Pitstone Green Museum provides working insights into agricultural history and various supporting trades. The museum is to the south of the village proper on a farm.

Pitstone Hill, above the village, is a Site of Special Scientific Interest (SSSI), designated for its botanical interest. The hill is crossed by the Ridgeway National Trail. A former chalk quarry has been converted to College Lake nature reserve, a flagship reserve of the Berkshire, Buckinghamshire and Oxfordshire Wildlife Trust, and the area east of the lake within the nature reserve is a geological SSSI, Pitstone Quarry.

==Geography==
The elongated civil parish is semi-urban in the extreme west north-west (WNW) and is otherwise rural and elevated, rising to the opposite direction. Approximately following the north-west border is the Grand Union Canal. Its population rose in the ten years to 1961 from 544 to 766.

== Sport and leisure ==
Pitstone has a Non-League football team Pitstone & Ivinghoe United F.C. who play at The Recreation Ground on Vicarage Road.
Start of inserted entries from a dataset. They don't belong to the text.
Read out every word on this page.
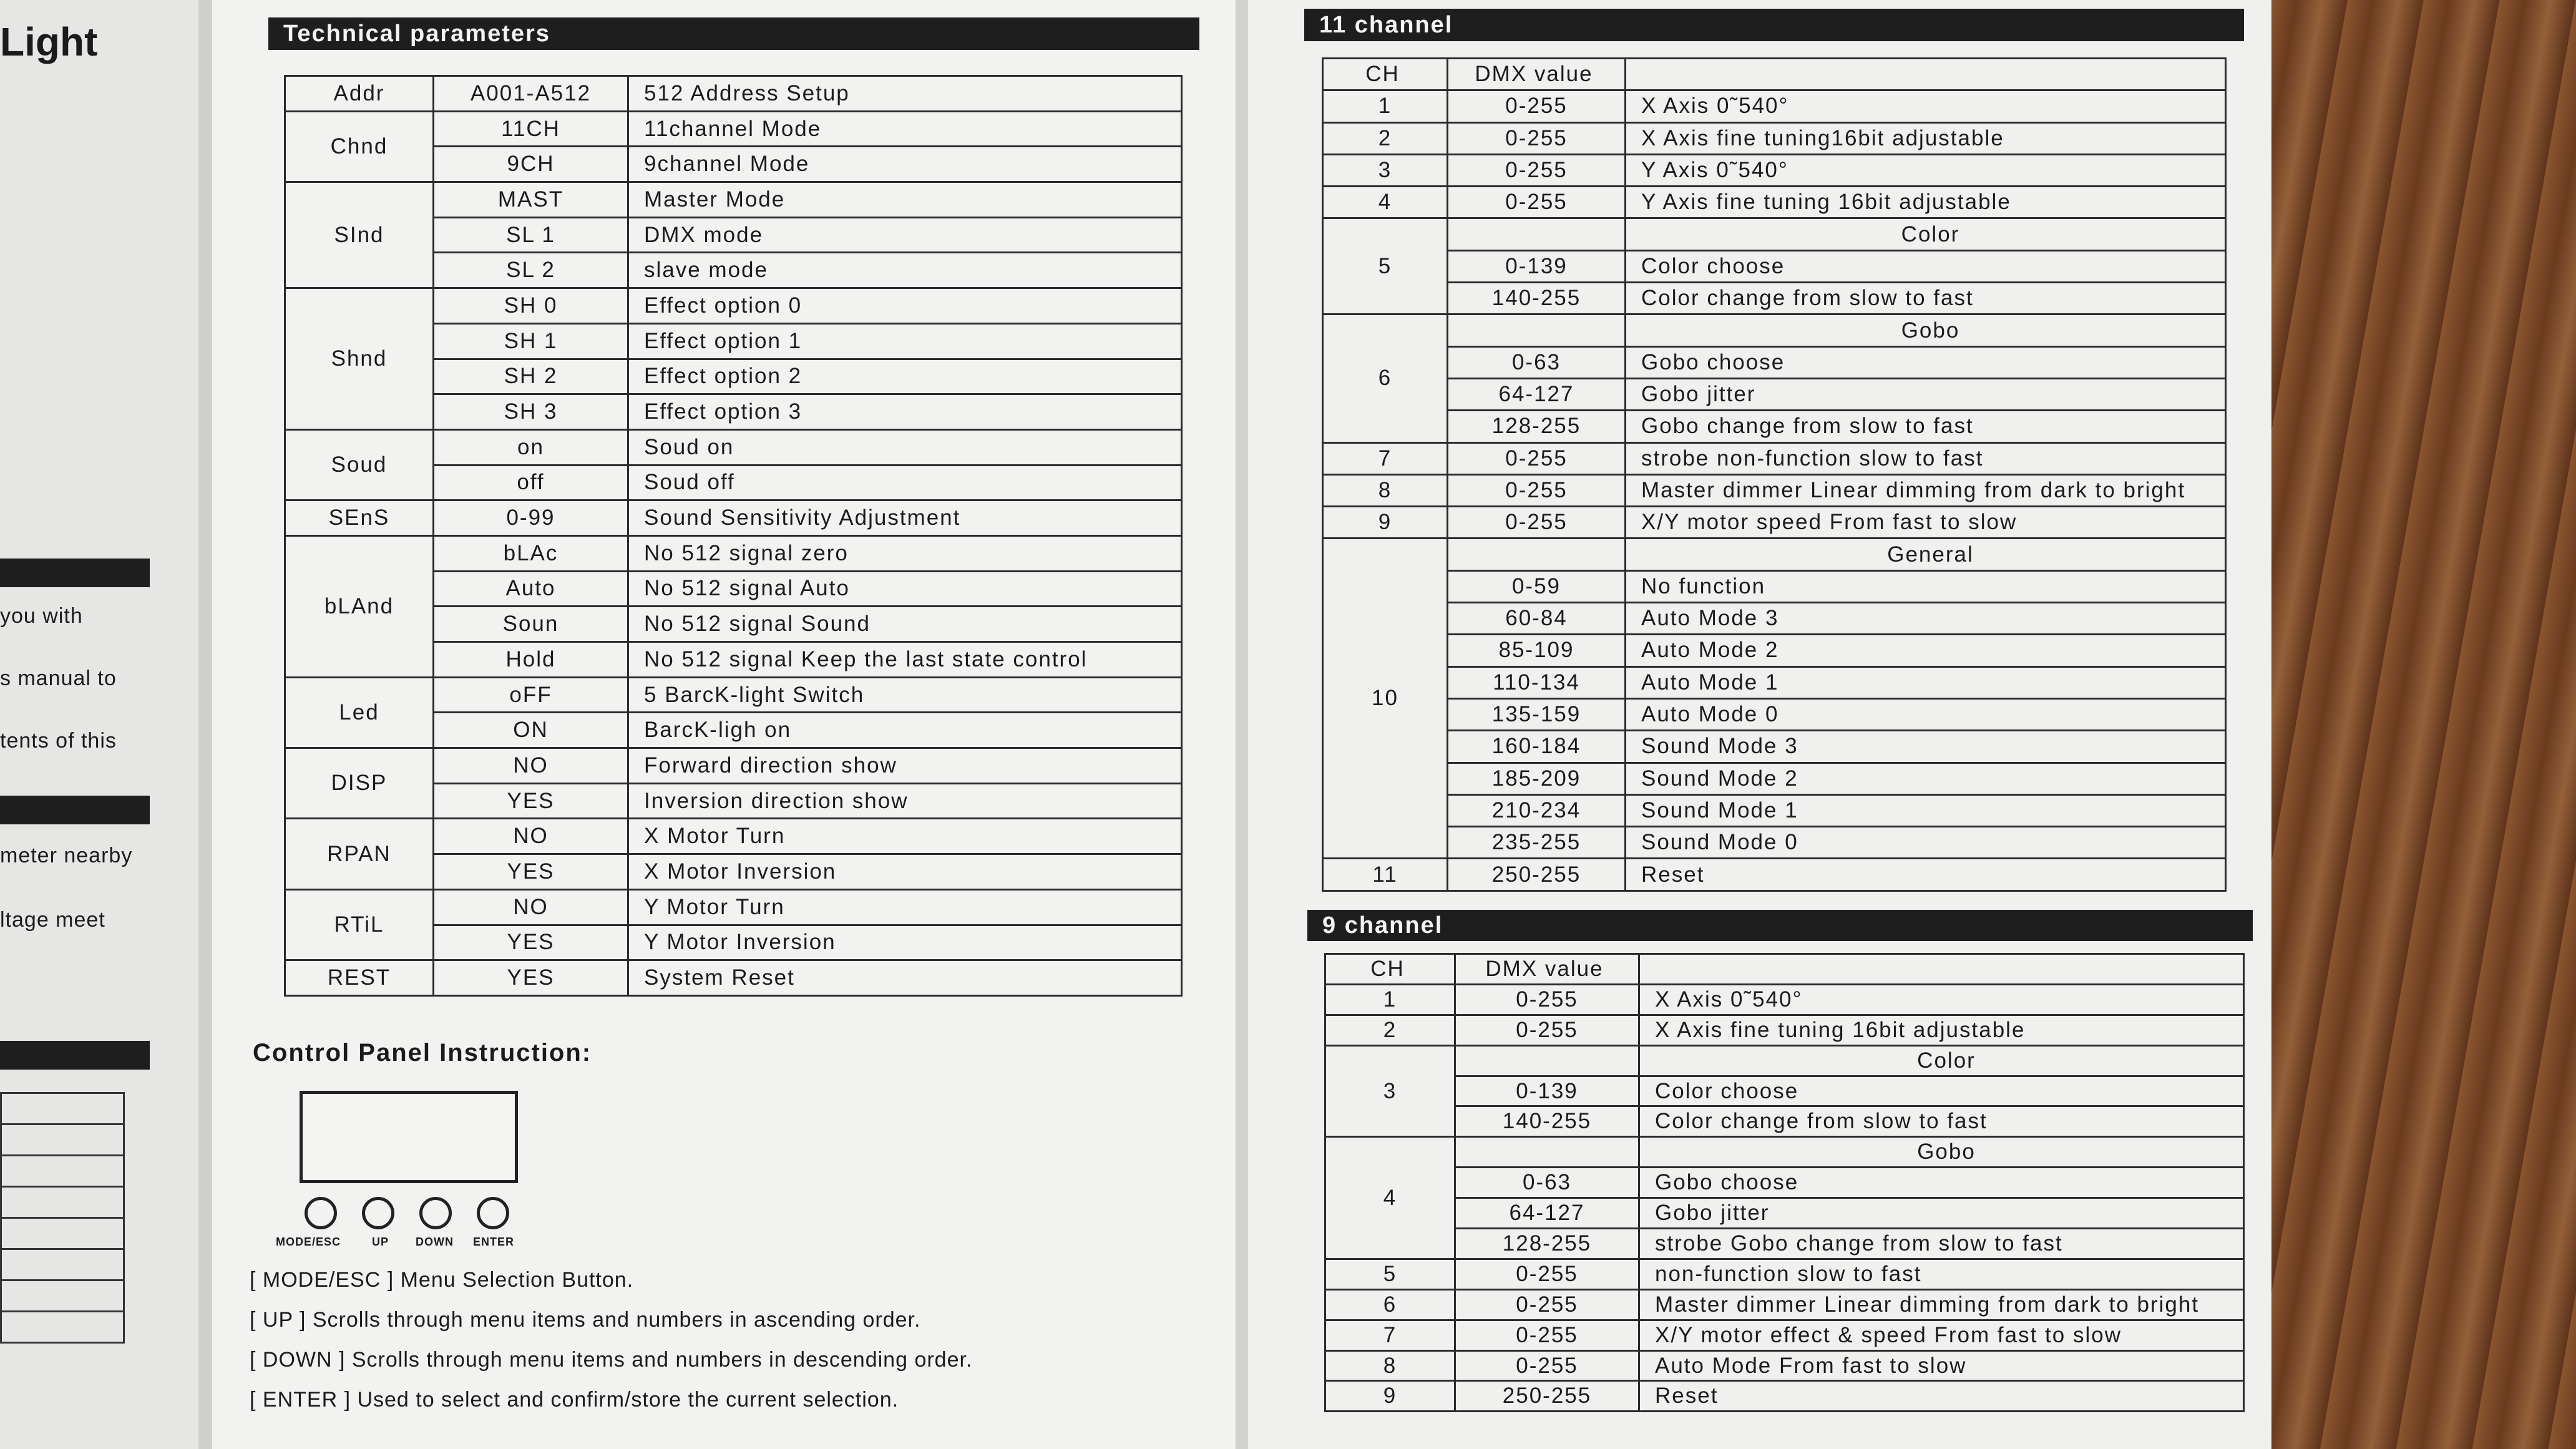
Light
you with
s manual to
tents of this
meter nearby
ltage meet

Technical parameters
Addr	A001-A512	512 Address Setup
Chnd	11CH	11channel Mode
	9CH	9channel Mode
SInd	MAST	Master Mode
	SL 1	DMX mode
	SL 2	slave mode
Shnd	SH 0	Effect option 0
	SH 1	Effect option 1
	SH 2	Effect option 2
	SH 3	Effect option 3
Soud	on	Soud on
	off	Soud off
SEnS	0-99	Sound Sensitivity Adjustment
bLAnd	bLAc	No 512 signal zero
	Auto	No 512 signal Auto
	Soun	No 512 signal Sound
	Hold	No 512 signal Keep the last state control
Led	oFF	5 BarcK-light Switch
	ON	BarcK-ligh on
DISP	NO	Forward direction show
	YES	Inversion direction show
RPAN	NO	X Motor Turn
	YES	X Motor Inversion
RTiL	NO	Y Motor Turn
	YES	Y Motor Inversion
REST	YES	System Reset
Control Panel Instruction:
MODE/ESC	UP DOWN ENTER
[ MODE/ESC ] Menu Selection Button.
[ UP ] Scrolls through menu items and numbers in ascending order.
[ DOWN ] Scrolls through menu items and numbers in descending order.
[ ENTER ] Used to select and confirm/store the current selection.
11 channel
CH	DMX value	
1	0-255	X Axis 0˜540°
2	0-255	X Axis fine tuning16bit adjustable
3	0-255	Y Axis 0˜540°
4	0-255	Y Axis fine tuning 16bit adjustable
5		Color
	0-139	Color choose
	140-255	Color change from slow to fast
6		Gobo
	0-63	Gobo choose
	64-127	Gobo jitter
	128-255	Gobo change from slow to fast
7	0-255	strobe non-function slow to fast
8	0-255	Master dimmer Linear dimming from dark to bright
9	0-255	X/Y motor speed From fast to slow
10		General
	0-59	No function
	60-84	Auto Mode 3
	85-109	Auto Mode 2
	110-134	Auto Mode 1
	135-159	Auto Mode 0
	160-184	Sound Mode 3
	185-209	Sound Mode 2
	210-234	Sound Mode 1
	235-255	Sound Mode 0
11	250-255	Reset
9 channel
CH	DMX value	
1	0-255	X Axis 0˜540°
2	0-255	X Axis fine tuning 16bit adjustable
3		Color
	0-139	Color choose
	140-255	Color change from slow to fast
4		Gobo
	0-63	Gobo choose
	64-127	Gobo jitter
	128-255	strobe Gobo change from slow to fast
5	0-255	non-function slow to fast
6	0-255	Master dimmer Linear dimming from dark to bright
7	0-255	X/Y motor effect & speed From fast to slow
8	0-255	Auto Mode From fast to slow
9	250-255	Reset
The village also has a cricket team, Ivinghoe & Pitstone United Cricket Club who play in the Cherwell Cricket League on Saturdays at the Recreation Ground; they also play friendly matches on Sundays and mid-week evening knock-outs. There are records of cricket being played at the Pitstone Recreation Ground since 1856, when the village took on (and beat) Luton.[Bucks Advertiser, 12 July 1856, p. 8 ‘Cricket: Pitstone v Luton’]

Pitstone is the home of cyclist Nick Clarke, who holds the RRA Pembroke to Great Yarmouth "Side to Side" record.